Find Large Files on OS - Results of DIR to Table
Purpose: To identify files over 40 GB that are in the filepath sprcified and its subdirectories. We had an issue where backups would fail sporadically with an error indicating they were out of space. However, when reviewing the disk in the morning, there was clearly enough space for a backup to complete. The intention with this is to schedule it to run hourly to identify a new large file that shows up that would hinder the backups completion. Put the results of DIR in a table for easy querying.
Alternative Usage: Modify the code to be able to pass in a size value to find out the largest files for a given path. How often have you asked the question, what is using up all the space on my D drive? This would allow you to find that out.
PreRequisites: Create a database named utilities or else change the database name in the script. Create a table named LargeFiles in Utilities or else rename it. The script for this table creation is commented out in the header. After compiling and executing, do a select on utilities.dbo.largefiles to see what it found.
Cautions: see various other articles on the usage of xp_cmdshell
I welcome enhancement suggestions and hope this will start you on the path to accomplishing what you need to by putting the results of the DIR command into a table.
USE [Utilities]
GO
Create Procedure RecordLargeOSFiles @Filepath VarChar(300) AS
--Created: 6/5/2008
--Author: Brandon Hunter
--Purpose: Identify files over 40 GB that are in the filepath and its
-- subdirectories. We had an issue where backups would fail
-- sporadically with an error indicating they were out of space.

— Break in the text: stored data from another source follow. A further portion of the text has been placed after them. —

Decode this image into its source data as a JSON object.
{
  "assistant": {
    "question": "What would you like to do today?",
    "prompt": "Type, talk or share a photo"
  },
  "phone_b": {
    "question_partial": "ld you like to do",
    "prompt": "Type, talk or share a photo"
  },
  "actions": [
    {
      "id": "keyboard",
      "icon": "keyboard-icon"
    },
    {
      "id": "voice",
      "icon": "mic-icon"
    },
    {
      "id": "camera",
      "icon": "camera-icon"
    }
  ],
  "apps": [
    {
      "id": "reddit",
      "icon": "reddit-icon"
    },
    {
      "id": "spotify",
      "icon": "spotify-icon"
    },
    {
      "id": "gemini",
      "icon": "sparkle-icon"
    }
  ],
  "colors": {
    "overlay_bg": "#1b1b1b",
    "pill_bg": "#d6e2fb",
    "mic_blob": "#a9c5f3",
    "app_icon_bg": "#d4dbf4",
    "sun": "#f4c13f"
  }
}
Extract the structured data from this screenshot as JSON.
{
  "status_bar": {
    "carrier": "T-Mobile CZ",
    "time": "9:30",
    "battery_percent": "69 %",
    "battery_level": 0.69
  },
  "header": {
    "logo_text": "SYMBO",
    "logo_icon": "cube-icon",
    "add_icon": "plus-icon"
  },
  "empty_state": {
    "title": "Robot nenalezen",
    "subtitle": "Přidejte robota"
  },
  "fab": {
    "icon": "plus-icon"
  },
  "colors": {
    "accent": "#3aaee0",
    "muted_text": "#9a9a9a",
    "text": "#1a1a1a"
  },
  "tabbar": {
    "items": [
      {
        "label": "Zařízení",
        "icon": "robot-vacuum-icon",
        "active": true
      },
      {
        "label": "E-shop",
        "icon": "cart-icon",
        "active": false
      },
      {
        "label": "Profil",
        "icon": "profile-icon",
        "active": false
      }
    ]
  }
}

-- The intention with this is to schedule it to run hourly to
-- identify a new large file that shows up that would hinder
-- the backups completion.
--Required: Database named Utilities
-- Table named LargeFiles:
-- USE [Utilities]
-- GO
-- /****** Object: Table [dbo].[LargeFiles] Script Date: 06/05/2008 08:31:27 ******/
-- SET ANSI_NULLS ON
-- GO
-- SET QUOTED_IDENTIFIER ON
-- GO
-- SET ANSI_PADDING ON
-- GO
-- CREATE TABLE [dbo].[LargeFiles](
-- [FilePath] [varchar](2000) COLLATE SQL_Latin1_General_CP1_CI_AS NULL,
-- [FileName] [varchar](500) COLLATE SQL_Latin1_General_CP1_CI_AS NULL,
-- [FileSize] [bigint] NULL,
-- [FileDate] [datetime] NULL,
-- [InsertDate] [datetime] NULL
-- ) ON [PRIMARY]
--
-- GO
-- SET ANSI_PADDING OFF
--Example: Exec RecordLargeOSFiles 't:\'
BEGIN
Declare @DosCMD VarChar(1000)
--Pull out all filenames with path only
Select @DosCMD = 'dir ' + @FilePath + ' /A-S /O-S /S /B'
--Create Table to hold the FileNames and FullPath
CREATE table #FilePaths (FilePaths varchar(2000))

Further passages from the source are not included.